My wife commented at dinner the other night that everything we were eating had pretty much the same ingredients. The salad, besides lettuce, parsley, celery, olives, and dressing, had freshly sliced tomatoes, onions (as scallions), and peppers. Skewered and from the grill, were roasted eggplant and, again, tomatoes, onions (bulbs), and peppers. And our home-made focaccio was topped with – you guessed it – tomatoes and onions, in addition to garlic and fresh rosemary.

Not that either of us was complaining; the meal was delicious, and not by some culinary sleight of hand. The good taste came about because most of the meal came from our backyard garden. I had chosen flavorful varieties of each vegetable to grow and they all had been gathered within an hour of their being eaten. In the case of the sweet corn, also part of that dinner and almost every lunch or dinner throughout August and into September, we had the water boiling as we were picking so that the conversion of flavorful sugars to bland starches that occurs as soon as an ear is picked could stopped short.

These foods, day in and day out, don’t become tiresome. Earlier in the season, peas typically appeared on the menu almost daily; in a few weeks, the recurring vegetable du jour might be kale. It’s all good (and organic, local, sustainable, green, etc.)


If you buy corn at a farmstand or market these days, no need to have boiling water ready, as we did, to keep the kernels flavorsome. Two genes incorporated into modern corn varieties dramatically slow flavor decline. And, they also make modern corns supersweet to begin with.

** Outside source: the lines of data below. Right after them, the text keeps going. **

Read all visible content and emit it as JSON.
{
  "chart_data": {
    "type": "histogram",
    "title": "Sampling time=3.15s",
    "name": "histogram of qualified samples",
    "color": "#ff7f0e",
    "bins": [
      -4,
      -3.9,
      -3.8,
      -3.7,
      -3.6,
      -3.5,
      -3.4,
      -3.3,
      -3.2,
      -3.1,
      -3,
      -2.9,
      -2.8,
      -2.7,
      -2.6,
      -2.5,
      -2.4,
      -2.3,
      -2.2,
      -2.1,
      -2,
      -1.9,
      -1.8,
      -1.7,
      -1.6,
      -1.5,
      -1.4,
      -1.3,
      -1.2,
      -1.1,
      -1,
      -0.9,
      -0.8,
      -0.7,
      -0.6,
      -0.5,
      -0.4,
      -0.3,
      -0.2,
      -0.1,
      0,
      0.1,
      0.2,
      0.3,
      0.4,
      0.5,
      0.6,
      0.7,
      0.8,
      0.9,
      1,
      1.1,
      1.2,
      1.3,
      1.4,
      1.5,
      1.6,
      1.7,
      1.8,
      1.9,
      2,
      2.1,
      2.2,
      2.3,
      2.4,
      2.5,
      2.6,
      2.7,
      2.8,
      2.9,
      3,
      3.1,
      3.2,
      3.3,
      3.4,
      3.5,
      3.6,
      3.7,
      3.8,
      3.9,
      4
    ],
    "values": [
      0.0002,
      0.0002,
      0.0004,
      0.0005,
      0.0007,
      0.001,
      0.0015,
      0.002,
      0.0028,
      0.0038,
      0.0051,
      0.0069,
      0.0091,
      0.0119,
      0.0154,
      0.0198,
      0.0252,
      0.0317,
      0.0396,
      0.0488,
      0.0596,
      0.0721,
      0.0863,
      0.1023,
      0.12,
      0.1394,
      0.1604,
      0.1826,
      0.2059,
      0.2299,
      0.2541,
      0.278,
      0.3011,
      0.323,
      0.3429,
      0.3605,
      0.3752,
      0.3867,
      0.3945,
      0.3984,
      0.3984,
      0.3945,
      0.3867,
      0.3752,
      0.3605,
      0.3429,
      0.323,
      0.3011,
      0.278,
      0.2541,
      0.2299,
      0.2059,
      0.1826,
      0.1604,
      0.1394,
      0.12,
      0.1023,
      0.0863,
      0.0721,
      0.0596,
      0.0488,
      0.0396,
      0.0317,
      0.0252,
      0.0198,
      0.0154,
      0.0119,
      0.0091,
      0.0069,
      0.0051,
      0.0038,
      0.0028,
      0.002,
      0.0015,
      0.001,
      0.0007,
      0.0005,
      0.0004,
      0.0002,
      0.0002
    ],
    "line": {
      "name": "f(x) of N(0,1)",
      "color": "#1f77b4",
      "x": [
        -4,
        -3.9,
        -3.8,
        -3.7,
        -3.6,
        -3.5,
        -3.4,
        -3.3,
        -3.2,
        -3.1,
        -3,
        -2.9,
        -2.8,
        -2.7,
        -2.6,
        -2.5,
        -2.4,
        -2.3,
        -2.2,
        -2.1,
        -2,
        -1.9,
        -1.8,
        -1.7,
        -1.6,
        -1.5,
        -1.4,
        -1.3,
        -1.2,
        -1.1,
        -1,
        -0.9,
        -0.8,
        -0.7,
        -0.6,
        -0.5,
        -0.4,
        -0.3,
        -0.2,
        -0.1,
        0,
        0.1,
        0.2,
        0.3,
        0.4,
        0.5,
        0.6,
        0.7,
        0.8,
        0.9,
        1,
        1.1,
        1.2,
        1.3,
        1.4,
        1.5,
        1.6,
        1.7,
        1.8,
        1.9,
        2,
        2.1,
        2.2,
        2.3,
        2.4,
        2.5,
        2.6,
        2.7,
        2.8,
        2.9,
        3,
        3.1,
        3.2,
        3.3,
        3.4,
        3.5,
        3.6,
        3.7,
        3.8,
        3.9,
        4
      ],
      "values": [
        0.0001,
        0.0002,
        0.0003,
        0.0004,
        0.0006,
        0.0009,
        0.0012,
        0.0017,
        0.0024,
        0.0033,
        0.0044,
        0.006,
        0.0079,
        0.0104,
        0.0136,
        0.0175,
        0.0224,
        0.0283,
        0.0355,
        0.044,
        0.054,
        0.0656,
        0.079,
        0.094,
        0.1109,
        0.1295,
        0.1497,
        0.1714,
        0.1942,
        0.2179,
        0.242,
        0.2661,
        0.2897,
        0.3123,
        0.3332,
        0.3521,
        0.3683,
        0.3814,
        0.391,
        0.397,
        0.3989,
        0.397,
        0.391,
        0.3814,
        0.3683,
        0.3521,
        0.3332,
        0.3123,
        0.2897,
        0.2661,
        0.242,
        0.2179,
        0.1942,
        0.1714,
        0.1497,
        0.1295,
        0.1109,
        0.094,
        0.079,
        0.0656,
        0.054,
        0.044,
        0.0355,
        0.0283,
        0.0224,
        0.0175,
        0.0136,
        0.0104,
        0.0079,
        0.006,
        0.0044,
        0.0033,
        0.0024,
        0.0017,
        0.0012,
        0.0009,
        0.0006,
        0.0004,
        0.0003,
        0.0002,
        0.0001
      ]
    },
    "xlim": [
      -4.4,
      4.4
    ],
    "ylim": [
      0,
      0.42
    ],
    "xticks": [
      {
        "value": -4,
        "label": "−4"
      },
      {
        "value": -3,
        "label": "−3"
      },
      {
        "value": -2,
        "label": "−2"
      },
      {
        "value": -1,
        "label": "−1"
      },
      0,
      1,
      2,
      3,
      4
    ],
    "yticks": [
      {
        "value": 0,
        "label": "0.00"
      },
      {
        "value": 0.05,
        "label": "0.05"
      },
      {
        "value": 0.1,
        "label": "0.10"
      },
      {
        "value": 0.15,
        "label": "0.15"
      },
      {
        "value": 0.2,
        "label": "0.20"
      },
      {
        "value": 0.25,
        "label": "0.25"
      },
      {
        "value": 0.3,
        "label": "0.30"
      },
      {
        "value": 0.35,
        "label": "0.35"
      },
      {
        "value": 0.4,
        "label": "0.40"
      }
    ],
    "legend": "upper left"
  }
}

Call me old-fashioned, but my favorite variety of sweet corn, the only variety that I grow, is the old variety Golden Bantam, which lacks those modern corn genes. Although not nearly as sweet as modern hybrids, Golden Bantam has a very rich corny flavor with – to some tastes — just the right amount of sweetness.

Golden Bantam was introduced into the seed trade in 1902 by W. Atlee Burpee Company, who got their original 2 quarts of seed from New York farmer William Coy, who had tasted and enjoyed eating some ears at his cousin’s house in Massachusetts. Long story short: Everyone fell in love with Golden Bantam and it became the most popular corn of its day. An article in The Boston Transcript of 1926 states that “In the twenty-four years since [1902] it has made more friends than anyone else could make outside the movies. Which proves that popularity does sometimes follow real merit.” It’s an odd way to compliment but you get the picture.

Golden Bantam did not rest on its laurels. Breeders sought to continually improve it, leading to other varieties such as Golden Bantam Improved, Early Golden Bantam, Extra Early Golden Bantam, and Golden Cross Bantam (an early hybrid corn that was resistant to Stewart’s wilt disease that devastated corn in the 1930s).

Which brings me back to last night’s dinner. My Golden Bantam is not one of the hybrid ones, so a bed planted at the same time shouldn’t all ripen within a narrow window of time. Yet hot weather has hustled ears in my bed of corn from pre- to post-perfection within a mere week or so. And beds planted almost 2 weeks apart are all ripening together. The upshot is that we’re picking an awful lot of sweet corn. They’re not all perfect, but, again, they’re all good (and organic, local, sustainable, green, etc.).


And now for an update on my dumpster dive of a few weeks ago, at which time I retrieved a forlorn looking, tropical hibiscus with braided trunks from Smith & Hawkens’ store dumpster. I repotted the plant when I got it home, kept it in partial shade for a couple of weeks, watered and fed it, and felt confident that the plant would regain or surpass by next year whatever former glory it had.

Surprise! My 5-foot-high hibiscus has already grown new, glossy, green leaves and is sporting a few coaster-sized, pink blooms. It’s a beauty.

Next year will be even better when a few pinches of new growth create a more bushy head and more, albeit smaller (but more proportional to the size of the head), blooms.


2 replies
  1. lotusleaf
    lotusleaf says:

    Freshly picked vegetables are really delicious. I grow beans, okra, tomato and eggplant, but I don’t dare to try corn as a horde of screeching parrots visit my garden every day to eat my custard apples.

  2. kclily
    kclily says:

    You have inspired me to grow corn next year. I have some super sweet corn seed in the freezer. In 2010 it will get to see the light of day. Love your dumpster dive find.